U.N. Cuts Back Mission in Croatia, Redeploys Troops
Apr. 01, 1995
UNITED NATIONS (AP) _ The Security Council voted Friday to scale down the U.N. peacekeeping force in Croatia and deploy troops on the country's borders.
But the mandate is vague and does not address crucial issues such as the number of troops to be deployed and their exact mission.
The council unanimously agreed to split the U.N. force in Yugoslavia into three parts: a reduced force in Croatia and missions in Bosnia and Macedonia that will remain essentially unchanged.
The mandate comes after Croatia gave in to Western pressure and dropped its threat to expel the 12,000 U.N. peacekeepers stationed in Croatia after their mandate expired Friday.
Withdrawing the peacekeepers would have been ``an invitation to a new round of intense violence that ... would leave thousands more dead,'' said U.S. Deputy Ambassador Karl Inderfurth.
But he cautioned that negotiations will be difficult and ``whether we have bought more than time for Bosnia and Croatia, we cannot now determine.''
Croatia has demanded that the U.N. soldiers take control of the borders and halt arms shipments to Croatian Serb rebels from their ethnic brethren in Bosnia and Serbia. The Croatian Serbs have opposed any change in the mission.
The new force in Croatia will be called the United Nations Confidence Restoration Operation in Croatia. Croatia had demanded that its name be in the title so as to imply recognition of Croatian sovereignty over all its territory, including the one-third held by rebel Serbs.
Croatian Serb leader Milan Martic opposed any change to the U.N. mandate or its name, saying in a letter to U.N. Secretary-General Boutros Boutros-Ghali that the new name ``signifies an essential change in the mandate.''
Martic warned against disregarding Croatian Serb demands, saying: ``It is needless to warn you how greatly peace in the region could be affected in such an event.''
The new mandate defines the peacekeepers' role in Croatia as monitoring and controlling ``military personnel, equipment supplies and weapons'' that cross the border.

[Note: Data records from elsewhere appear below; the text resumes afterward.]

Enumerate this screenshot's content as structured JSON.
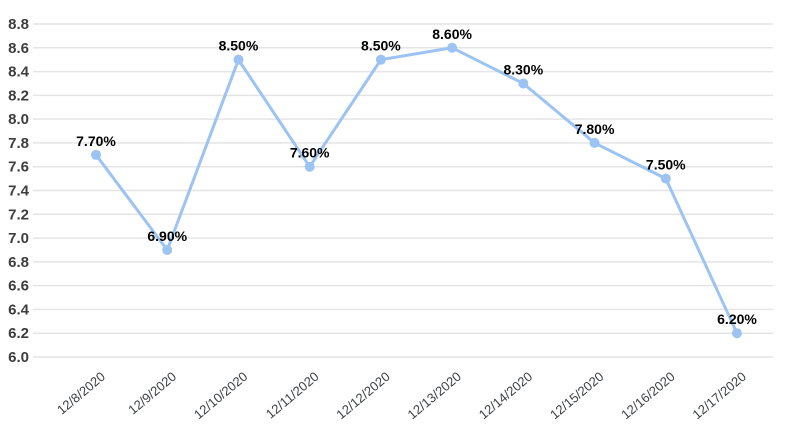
{
  "chart_data": {
    "type": "line",
    "title": "",
    "xlabel": "",
    "ylabel": "",
    "categories": [
      "12/8/2020",
      "12/9/2020",
      "12/10/2020",
      "12/11/2020",
      "12/12/2020",
      "12/13/2020",
      "12/14/2020",
      "12/15/2020",
      "12/16/2020",
      "12/17/2020"
    ],
    "series": [
      {
        "name": "rate",
        "values": [
          7.7,
          6.9,
          8.5,
          7.6,
          8.5,
          8.6,
          8.3,
          7.8,
          7.5,
          6.2
        ],
        "point_labels": [
          "7.70%",
          "6.90%",
          "8.50%",
          "7.60%",
          "8.50%",
          "8.60%",
          "8.30%",
          "7.80%",
          "7.50%",
          "6.20%"
        ]
      }
    ],
    "ylim": [
      6.0,
      8.8
    ],
    "ytick_step": 0.2,
    "ytick_labels": [
      "6.0",
      "6.2",
      "6.4",
      "6.6",
      "6.8",
      "7.0",
      "7.2",
      "7.4",
      "7.6",
      "7.8",
      "8.0",
      "8.2",
      "8.4",
      "8.6",
      "8.8"
    ],
    "grid": true,
    "legend_position": "none",
    "colors": {
      "line": "#9dc3f3",
      "marker": "#9dc3f3",
      "point_label": "#000000",
      "y_axis_text": "#3d3d3d",
      "x_axis_text": "#3c4043",
      "gridline": "#e4e4e4",
      "background": "#ffffff"
    }
  }
}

It does not authorize peacekeepers to use force to stop shipments or say whether they will have fixed posts or mobile patrols.
About 1,000 peacekeepers are expected to be posted on the border as part of a total force of 7,000 to 8,000 troops, according to U.S. officials.

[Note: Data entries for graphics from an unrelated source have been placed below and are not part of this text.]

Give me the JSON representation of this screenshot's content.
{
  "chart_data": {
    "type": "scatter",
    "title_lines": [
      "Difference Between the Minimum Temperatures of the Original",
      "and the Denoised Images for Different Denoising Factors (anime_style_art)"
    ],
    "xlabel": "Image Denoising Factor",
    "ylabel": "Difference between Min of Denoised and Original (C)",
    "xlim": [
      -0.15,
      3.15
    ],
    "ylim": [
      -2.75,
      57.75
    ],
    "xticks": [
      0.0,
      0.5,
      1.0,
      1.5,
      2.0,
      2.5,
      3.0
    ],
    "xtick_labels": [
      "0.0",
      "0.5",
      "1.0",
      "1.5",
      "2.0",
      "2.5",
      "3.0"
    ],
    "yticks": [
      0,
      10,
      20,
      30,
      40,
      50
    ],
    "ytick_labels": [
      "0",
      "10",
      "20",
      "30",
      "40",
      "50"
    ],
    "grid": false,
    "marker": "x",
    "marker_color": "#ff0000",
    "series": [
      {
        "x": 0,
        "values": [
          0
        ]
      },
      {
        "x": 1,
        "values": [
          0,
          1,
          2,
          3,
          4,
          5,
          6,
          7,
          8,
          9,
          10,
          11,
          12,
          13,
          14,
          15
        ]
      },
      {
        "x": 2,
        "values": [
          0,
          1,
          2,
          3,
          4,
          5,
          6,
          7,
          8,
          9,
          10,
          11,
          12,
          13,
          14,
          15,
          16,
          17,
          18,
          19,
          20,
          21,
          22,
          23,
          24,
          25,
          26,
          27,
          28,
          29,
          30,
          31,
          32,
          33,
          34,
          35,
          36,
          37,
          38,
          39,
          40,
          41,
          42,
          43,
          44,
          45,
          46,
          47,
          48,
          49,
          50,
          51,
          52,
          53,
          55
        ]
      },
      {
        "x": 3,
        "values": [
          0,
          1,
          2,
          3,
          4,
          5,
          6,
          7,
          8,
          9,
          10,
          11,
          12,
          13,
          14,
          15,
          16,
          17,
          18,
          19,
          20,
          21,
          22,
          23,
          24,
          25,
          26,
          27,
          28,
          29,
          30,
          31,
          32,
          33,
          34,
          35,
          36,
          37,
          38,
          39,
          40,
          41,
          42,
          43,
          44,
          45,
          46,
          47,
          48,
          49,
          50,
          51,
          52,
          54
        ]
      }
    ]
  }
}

The mandate says the force is an ``interim arrangement to create the conditions that will facilitate a negotiated settlement.''
``A peaceful settlement in Croatia is only possible if this ... is strictly implemented,'' Croatian Ambassador Mario Nobilo said.
The resolution calls on Boutros-Ghali to report to the council by April 21 on implementing the mandate.
In his speech to the council, Nobilo warned that Croatia considers itself to have ``an exclusive right of veto in the upcoming negotiations.''
In its earlier threat to expel peacekeepers, Croatia said their presence only cemented rebel Serb control over parts of the country. A 1991 war between Croatian forces and rebel Serbs left about 10,000 people dead.
There are about 22,000 peacekeepers in Bosnia and about 1,000 U.N. troops in Macedonia.
The new mission in Macedonia is called the United Nations Preventive Deployment Force, the resolution says, and the mission in Bosnia retains its current name, the U.N. Protection Force.